Zum Hauptinhalt springen

Streit um 175-Millionen-Überbauung

Die geplante Wohnsiedlung Leutschenbach stösst auf Widerstand: SVP und FDP wollen, dass die Stadt Zürich nicht selber baut.

In Leutschenbach, direkt neben dem SRF-Fernsehstudio, ist eine der grössten städtischen Wohnsiedlungen geplant. Visualisierung: PD
In Leutschenbach, direkt neben dem SRF-Fernsehstudio, ist eine der grössten städtischen Wohnsiedlungen geplant. Visualisierung: PD

369 gemeinnützige Wohnungen, Räume für Gewerbe- und Dienstleistungsbetriebe sowie vier Kindergärten: In Leutschenbach, direkt neben den SRF-Fernseh­studios, richtet die Stadt mit der grossen Kelle an. Geplant ist eine der grössten städtischen Wohnsiedlungen für insgesamt rund 1200 Personen.

Sie soll «den Zielen des gemeinnützigen Wohnungsbaus auf Basis der Kostenmiete, der sozialen Durchmischung und der Sicherung von Familienwohnungen im Sinne des wohn­politischen Grundsatzartikels Rechnung tragen», schreibt der Stadtrat in seiner Weisung zum Projekt. Kostenpunkt: stolze 175 Millionen Franken.
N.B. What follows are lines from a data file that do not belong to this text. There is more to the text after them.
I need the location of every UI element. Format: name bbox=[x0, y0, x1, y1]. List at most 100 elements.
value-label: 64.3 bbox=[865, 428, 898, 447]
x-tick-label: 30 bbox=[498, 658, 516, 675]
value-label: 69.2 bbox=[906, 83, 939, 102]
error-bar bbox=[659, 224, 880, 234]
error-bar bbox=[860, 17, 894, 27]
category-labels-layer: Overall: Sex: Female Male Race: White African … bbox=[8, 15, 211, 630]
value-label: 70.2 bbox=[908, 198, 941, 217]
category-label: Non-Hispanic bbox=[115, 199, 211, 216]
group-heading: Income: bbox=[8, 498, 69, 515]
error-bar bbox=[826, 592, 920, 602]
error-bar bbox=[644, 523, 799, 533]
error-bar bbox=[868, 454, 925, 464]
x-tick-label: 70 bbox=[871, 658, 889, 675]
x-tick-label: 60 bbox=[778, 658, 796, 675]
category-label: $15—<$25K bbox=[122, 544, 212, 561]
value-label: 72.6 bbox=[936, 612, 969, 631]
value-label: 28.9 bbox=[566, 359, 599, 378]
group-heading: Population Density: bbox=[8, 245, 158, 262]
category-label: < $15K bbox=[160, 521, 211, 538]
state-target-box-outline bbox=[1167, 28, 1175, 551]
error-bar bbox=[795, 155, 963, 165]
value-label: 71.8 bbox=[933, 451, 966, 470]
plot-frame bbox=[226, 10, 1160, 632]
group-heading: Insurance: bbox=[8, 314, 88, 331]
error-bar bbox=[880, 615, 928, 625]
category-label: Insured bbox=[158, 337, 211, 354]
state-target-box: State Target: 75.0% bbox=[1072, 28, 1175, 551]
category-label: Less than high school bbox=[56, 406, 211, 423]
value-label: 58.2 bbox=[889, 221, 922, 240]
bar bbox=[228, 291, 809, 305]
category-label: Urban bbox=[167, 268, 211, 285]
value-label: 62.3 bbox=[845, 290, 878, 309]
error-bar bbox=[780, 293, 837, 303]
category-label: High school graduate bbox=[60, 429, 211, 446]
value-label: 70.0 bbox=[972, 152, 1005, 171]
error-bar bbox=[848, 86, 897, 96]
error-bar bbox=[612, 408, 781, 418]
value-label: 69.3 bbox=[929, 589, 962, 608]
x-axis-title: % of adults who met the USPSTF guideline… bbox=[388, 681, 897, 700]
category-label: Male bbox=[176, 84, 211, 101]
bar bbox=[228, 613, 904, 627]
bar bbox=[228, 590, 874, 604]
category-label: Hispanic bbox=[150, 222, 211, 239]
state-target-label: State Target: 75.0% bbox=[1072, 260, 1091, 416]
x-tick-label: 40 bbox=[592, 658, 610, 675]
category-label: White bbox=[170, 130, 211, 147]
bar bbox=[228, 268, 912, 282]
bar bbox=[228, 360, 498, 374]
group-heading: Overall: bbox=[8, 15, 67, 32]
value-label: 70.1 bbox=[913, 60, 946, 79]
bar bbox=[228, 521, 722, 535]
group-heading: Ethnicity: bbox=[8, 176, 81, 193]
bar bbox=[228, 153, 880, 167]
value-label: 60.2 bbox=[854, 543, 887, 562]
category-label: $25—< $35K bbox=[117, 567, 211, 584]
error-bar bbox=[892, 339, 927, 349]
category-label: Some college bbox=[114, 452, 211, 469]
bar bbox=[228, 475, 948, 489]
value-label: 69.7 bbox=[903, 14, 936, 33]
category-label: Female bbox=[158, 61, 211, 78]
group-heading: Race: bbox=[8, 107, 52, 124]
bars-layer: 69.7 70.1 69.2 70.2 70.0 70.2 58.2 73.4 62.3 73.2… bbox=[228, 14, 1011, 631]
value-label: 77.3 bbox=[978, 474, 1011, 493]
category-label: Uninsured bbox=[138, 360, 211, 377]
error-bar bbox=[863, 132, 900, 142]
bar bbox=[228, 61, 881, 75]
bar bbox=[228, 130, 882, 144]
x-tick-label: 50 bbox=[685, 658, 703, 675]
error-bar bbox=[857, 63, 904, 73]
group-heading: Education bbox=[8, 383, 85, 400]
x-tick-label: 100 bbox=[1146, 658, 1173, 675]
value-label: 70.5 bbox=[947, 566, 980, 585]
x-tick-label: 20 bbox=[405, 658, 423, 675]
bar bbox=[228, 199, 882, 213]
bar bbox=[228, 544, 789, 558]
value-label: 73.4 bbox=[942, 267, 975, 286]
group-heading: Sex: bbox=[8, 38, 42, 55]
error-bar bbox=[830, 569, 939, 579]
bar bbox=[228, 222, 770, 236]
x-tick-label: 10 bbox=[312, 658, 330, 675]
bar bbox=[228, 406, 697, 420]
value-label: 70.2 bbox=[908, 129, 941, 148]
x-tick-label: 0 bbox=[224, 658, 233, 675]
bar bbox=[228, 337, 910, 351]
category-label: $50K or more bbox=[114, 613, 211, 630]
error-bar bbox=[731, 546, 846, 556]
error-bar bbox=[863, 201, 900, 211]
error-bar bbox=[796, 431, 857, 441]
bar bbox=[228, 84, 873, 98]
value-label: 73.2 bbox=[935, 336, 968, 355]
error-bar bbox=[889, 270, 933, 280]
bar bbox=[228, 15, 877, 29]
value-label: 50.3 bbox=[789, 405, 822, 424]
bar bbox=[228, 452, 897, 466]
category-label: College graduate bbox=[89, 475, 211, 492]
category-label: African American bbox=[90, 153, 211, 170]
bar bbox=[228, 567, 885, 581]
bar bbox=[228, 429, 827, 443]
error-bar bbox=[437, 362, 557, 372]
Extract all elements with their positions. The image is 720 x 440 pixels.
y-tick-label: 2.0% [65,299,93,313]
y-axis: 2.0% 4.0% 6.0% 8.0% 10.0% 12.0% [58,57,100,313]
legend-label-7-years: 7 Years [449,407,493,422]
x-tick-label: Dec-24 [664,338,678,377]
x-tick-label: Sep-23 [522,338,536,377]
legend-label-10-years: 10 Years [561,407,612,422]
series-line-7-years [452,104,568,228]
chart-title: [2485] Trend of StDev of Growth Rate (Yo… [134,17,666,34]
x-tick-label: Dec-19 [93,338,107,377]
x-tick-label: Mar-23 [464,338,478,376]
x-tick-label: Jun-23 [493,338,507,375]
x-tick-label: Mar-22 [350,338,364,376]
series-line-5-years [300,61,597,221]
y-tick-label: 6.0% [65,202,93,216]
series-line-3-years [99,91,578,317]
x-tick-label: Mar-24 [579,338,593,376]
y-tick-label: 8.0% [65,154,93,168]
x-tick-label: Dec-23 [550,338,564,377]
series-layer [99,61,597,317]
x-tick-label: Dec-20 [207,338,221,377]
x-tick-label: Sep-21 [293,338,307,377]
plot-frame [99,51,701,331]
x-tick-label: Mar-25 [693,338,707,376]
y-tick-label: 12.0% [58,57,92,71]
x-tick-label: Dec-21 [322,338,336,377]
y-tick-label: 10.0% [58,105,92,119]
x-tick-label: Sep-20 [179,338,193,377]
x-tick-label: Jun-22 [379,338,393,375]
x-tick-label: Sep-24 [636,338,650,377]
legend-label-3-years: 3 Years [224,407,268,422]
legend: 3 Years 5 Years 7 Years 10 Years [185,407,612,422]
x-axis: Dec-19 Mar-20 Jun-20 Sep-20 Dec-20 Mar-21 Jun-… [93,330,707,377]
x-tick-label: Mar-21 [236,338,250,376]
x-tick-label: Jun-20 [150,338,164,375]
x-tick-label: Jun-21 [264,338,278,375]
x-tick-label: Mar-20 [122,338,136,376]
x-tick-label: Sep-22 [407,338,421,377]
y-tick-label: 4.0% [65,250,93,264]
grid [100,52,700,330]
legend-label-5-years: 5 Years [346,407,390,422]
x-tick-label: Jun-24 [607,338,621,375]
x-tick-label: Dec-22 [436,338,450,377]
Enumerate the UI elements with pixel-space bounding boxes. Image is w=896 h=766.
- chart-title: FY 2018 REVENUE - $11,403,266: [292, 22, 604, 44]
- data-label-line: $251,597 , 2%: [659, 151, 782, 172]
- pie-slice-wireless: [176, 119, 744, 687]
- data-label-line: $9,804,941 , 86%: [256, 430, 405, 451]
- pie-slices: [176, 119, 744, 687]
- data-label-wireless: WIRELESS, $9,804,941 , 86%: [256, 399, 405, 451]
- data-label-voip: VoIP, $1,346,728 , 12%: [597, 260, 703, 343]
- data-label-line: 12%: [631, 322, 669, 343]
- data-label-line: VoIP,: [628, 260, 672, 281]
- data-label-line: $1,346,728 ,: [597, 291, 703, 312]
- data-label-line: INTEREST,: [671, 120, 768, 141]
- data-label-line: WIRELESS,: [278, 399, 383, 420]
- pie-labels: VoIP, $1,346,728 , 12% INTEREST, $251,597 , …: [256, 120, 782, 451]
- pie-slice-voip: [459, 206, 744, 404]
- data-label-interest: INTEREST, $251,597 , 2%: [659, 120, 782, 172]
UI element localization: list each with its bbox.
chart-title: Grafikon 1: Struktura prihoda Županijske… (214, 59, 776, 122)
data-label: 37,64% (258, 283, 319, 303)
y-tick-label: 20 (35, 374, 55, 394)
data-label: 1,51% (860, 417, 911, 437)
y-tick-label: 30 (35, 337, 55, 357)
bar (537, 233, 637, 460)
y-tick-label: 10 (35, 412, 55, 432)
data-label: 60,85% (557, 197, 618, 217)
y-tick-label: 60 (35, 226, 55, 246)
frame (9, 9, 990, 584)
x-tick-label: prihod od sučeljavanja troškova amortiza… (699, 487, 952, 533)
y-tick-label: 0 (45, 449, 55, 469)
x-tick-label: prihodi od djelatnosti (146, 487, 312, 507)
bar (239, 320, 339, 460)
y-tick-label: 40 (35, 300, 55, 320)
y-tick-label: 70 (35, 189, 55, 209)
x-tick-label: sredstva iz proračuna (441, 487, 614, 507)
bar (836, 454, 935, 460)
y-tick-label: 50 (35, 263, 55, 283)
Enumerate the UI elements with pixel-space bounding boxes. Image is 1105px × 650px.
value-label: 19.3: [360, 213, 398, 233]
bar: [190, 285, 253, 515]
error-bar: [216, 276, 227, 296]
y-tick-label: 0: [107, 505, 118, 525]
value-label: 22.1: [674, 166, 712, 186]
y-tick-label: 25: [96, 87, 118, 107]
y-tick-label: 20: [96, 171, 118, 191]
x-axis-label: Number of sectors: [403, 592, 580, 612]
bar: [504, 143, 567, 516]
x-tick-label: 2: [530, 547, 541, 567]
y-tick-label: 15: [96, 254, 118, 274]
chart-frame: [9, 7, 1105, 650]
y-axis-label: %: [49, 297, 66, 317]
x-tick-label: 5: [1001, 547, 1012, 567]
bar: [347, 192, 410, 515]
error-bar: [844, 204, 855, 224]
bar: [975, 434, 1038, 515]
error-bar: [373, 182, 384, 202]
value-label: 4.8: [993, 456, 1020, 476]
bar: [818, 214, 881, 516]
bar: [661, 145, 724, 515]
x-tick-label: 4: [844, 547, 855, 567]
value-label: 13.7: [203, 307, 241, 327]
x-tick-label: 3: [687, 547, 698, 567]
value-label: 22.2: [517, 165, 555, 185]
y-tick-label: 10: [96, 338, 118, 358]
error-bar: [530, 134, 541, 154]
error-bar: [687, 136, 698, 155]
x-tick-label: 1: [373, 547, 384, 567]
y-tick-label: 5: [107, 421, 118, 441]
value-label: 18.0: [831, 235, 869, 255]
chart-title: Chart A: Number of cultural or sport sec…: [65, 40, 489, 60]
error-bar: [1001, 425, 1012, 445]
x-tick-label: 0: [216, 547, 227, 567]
Gegen weitere Verschuldung

Morgen Mittwoch entscheidet der Gemeinderat über den Kredit für die Wohnsiedlung Leutschenbach. Doch SVP und FDP wollen das Geschäft an den Stadtrat zurückweisen. Statt selber zu bauen, soll die Stadt das Baurecht für die neue Siedlung öffentlich ausschreiben und mit den erwünschten Kriterien vergeben, heisst es in dem von der SVP eingebrachten Rückweisungsantrag.

Die geplante Überbauung dürfe nicht mit einer neuen Verschuldung der Stadt realisiert werden, sagt SVP-Gemeinderat Martin Götzl. Stattdessen sollen private Investoren – etwa Pensionskassen – zum Zug kommen. Diese verfügten über randvolle Kassen und könnten dieses Geld derzeit kaum gewinnbringend anlegen. Mit dem Erwerb des Baurechts könnte ein solcher Investor die Wohnsiedlung kapitalisieren, ohne dass sich die Stadt weiter verschulden müsste. Laut Götzl geht es darum, eine «unverantwortbare Finanz- und Wachstumspolitik» zu verhindern, die bei steigenden Zinsen eine «enorme Herausforderung» und für kommende Generationen grosse Altlasten darstelle.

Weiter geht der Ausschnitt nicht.